Die Antwort liegt in Kapitel 39, in einer Rede, die Manjushri selbst vor Sun Wukong hält: Es handelt sich nicht um gewöhnliches Dämonenunheil, sondern um eine von Buddha Rulai autorisierte Strafaktion. Der Vollstrecker ist Manjushris Reittier, der grünmähnige Löwe; der Bestrafte ist der Wuji-König selbst.
Manjushris Rache: drei Jahre Strafe auf Buddha-Befehl
In Kapitel 39 erscheint Manjushri, um den Löwen zurückzuholen, und erklärt Wukong die ganze Vorgeschichte. Vor langer Zeit schickte Buddha Rulai ihn in das Wuji-Reich, um den König zu bekehren. Manjushri nahm die Gestalt eines Wandermönchs an und predigte. Doch der König nahm das nicht an, sondern band die Verwandlung Manjushris mit einem Strick zusammen und tauchte sie drei Tage und drei Nächte lang in den Yushui-Fluss. Für die Himmels- und Buddhasphäre ist das eine schwere Beleidigung.
Als Manjushri zurückkehrt, fällt das Urteil von Buddha Rulai klar aus: Der grünmähnige Löwe soll hinabsteigen und den Wuji-König drei Jahre lang in den Brunnen stoßen. Drei Tage gegen drei Jahre - so lautet die Rechnung. Der Roman macht damit eine bittere Hierarchie sichtbar: Ein Tag des Buddha-Himmels wird gegen ein Jahr eines Menschenlebens aufgewogen.

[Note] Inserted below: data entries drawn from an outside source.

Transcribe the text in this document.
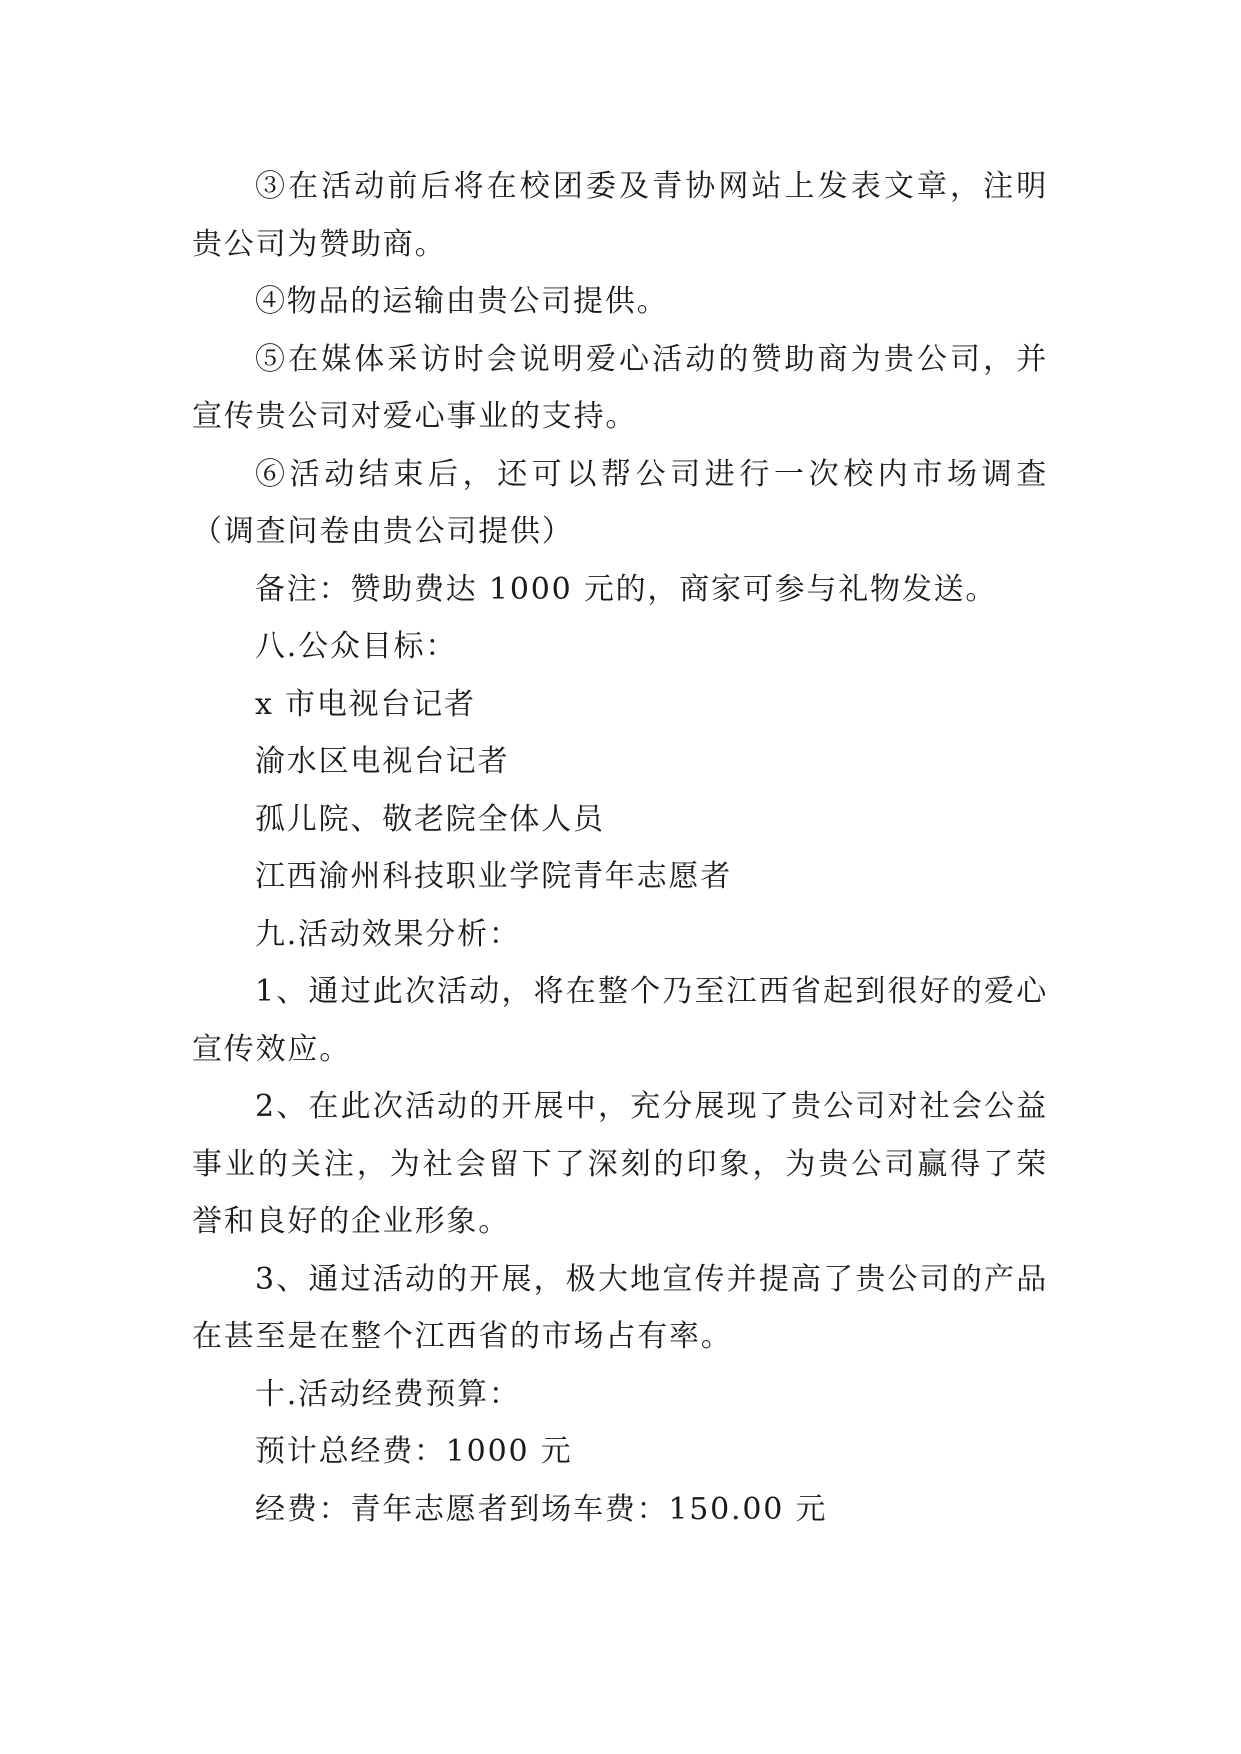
③在活动前后将在校团委及青协网站上发表文章，注明贵公司为赞助商。

④物品的运输由贵公司提供。

⑤在媒体采访时会说明爱心活动的赞助商为贵公司，并宣传贵公司对爱心事业的支持。

⑥活动结束后，还可以帮公司进行一次校内市场调查（调查问卷由贵公司提供）

备注：赞助费达 1000 元的，商家可参与礼物发送。

八.公众目标：

x 市电视台记者

渝水区电视台记者

孤儿院、敬老院全体人员

江西渝州科技职业学院青年志愿者

九.活动效果分析：

1、通过此次活动，将在整个乃至江西省起到很好的爱心宣传效应。

2、在此次活动的开展中，充分展现了贵公司对社会公益事业的关注，为社会留下了深刻的印象，为贵公司赢得了荣誉和良好的企业形象。

3、通过活动的开展，极大地宣传并提高了贵公司的产品在甚至是在整个江西省的市场占有率。

十.活动经费预算：

预计总经费：1000 元

经费：青年志愿者到场车费：150.00 元
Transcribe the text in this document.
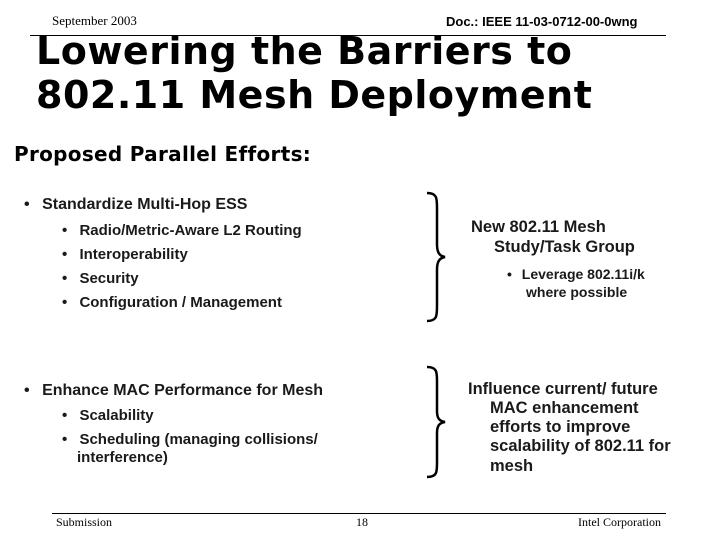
September 2003	Doc.: IEEE 11-03-0712-00-0wng
Lowering the Barriers to
802.11 Mesh Deployment
Proposed Parallel Efforts:
• Standardize Multi-Hop ESS
• Radio/Metric-Aware L2 Routing
• Interoperability
• Security
• Configuration / Management
New 802.11 Mesh
Study/Task Group
• Leverage 802.11i/k
where possible
• Enhance MAC Performance for Mesh
• Scalability
• Scheduling (managing collisions/
interference)
Influence current/ future
MAC enhancement
efforts to improve
scalability of 802.11 for
mesh
Submission	18	Intel Corporation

Besonders beunruhigend ist das Wort „im Auftrag des Buddha“. Der Löwe handelt nicht aus eigenem Willen, sondern auf höhere Weisung. Das bedeutet: Die ganze himmlische Ordnung billigt diese Strafe. Ein König wird zu Tode gewürgt, ein Löwe auf den Thron gesetzt, und niemand widerspricht. Diese Kälte ist das eigentlich Schlimme an der Episode.

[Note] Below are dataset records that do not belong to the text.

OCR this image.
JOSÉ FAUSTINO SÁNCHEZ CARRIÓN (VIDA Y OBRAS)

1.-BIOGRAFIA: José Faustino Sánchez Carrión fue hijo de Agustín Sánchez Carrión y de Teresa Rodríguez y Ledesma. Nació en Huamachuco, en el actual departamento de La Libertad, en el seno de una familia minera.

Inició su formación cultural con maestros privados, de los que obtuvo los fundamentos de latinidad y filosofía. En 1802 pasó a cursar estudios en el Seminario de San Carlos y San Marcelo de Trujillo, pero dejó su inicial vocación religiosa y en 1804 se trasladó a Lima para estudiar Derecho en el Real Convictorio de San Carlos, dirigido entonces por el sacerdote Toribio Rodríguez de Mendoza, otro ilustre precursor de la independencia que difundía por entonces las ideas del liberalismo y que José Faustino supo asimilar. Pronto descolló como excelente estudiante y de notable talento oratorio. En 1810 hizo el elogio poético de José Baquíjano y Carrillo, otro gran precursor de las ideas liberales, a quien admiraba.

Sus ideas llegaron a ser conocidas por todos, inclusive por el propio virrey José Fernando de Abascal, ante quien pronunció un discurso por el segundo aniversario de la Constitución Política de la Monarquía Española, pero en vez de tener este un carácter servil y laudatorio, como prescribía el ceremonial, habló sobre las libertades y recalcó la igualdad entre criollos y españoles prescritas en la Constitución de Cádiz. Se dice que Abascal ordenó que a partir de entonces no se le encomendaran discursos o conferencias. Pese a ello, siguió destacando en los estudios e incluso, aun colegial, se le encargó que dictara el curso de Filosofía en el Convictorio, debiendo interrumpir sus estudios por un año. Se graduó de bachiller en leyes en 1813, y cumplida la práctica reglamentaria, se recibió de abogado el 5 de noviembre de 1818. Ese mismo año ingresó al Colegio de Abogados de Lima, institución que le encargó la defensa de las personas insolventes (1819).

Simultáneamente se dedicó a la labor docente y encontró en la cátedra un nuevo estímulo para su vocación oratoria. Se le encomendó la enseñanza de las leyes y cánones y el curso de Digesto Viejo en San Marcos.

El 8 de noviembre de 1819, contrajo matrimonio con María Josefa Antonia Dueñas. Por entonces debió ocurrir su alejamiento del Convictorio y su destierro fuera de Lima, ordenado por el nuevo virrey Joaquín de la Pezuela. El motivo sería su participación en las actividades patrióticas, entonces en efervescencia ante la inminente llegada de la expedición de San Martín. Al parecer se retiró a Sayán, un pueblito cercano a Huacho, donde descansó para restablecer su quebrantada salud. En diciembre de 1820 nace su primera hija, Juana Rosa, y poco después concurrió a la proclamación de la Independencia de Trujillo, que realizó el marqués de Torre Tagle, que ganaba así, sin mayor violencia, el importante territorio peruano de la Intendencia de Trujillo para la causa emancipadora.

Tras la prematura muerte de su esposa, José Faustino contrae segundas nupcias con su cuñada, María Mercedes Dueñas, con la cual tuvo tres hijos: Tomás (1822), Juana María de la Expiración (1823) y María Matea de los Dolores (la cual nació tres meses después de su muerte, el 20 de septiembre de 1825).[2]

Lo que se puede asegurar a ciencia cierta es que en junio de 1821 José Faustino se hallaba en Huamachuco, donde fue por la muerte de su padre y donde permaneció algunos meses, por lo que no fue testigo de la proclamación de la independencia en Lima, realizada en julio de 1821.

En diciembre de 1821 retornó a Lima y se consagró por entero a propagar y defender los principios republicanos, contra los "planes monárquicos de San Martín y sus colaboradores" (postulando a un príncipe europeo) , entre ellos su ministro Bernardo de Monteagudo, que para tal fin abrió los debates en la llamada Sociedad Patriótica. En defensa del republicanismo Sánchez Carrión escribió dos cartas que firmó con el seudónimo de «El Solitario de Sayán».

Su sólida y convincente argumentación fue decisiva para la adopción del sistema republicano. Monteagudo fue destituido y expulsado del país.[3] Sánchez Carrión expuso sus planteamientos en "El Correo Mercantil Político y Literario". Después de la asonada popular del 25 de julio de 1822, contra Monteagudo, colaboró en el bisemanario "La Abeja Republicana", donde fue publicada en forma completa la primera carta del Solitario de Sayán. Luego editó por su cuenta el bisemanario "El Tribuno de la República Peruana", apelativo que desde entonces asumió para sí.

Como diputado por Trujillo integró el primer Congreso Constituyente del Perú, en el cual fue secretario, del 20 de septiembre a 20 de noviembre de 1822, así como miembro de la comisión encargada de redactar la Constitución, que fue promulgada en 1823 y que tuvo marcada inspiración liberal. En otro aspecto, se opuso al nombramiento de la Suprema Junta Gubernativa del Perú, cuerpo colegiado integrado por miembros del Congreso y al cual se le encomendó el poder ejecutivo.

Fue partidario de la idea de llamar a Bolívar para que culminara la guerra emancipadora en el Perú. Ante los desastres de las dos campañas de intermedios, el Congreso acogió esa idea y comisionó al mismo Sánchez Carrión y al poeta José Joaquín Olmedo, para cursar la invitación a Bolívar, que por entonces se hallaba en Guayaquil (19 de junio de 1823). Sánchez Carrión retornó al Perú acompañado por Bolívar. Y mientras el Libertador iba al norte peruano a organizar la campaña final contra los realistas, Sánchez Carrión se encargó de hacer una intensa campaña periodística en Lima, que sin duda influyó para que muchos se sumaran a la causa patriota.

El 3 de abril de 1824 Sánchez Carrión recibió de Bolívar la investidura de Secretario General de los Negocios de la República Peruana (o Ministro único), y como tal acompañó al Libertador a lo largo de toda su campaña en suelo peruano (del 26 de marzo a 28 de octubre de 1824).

Der König im Brunnen und der Dämon auf dem Thron: drei Jahre perfekte Ersetzung
Der grünmähnige Löwe kommt nicht mit Lärm in den Palast, sondern als „Quanzhen-Daoist“. Zunächst nähert er sich dem König, gewinnt Vertrauen, lebt zwei Jahre mit ihm unter einem Dach und kennt am Ende seine Gewohnheiten, seine Sprache, seine Haltung und seine Beziehungen. Erst im dritten Jahr stößt er ihn in den Brunnen und übernimmt sein Aussehen.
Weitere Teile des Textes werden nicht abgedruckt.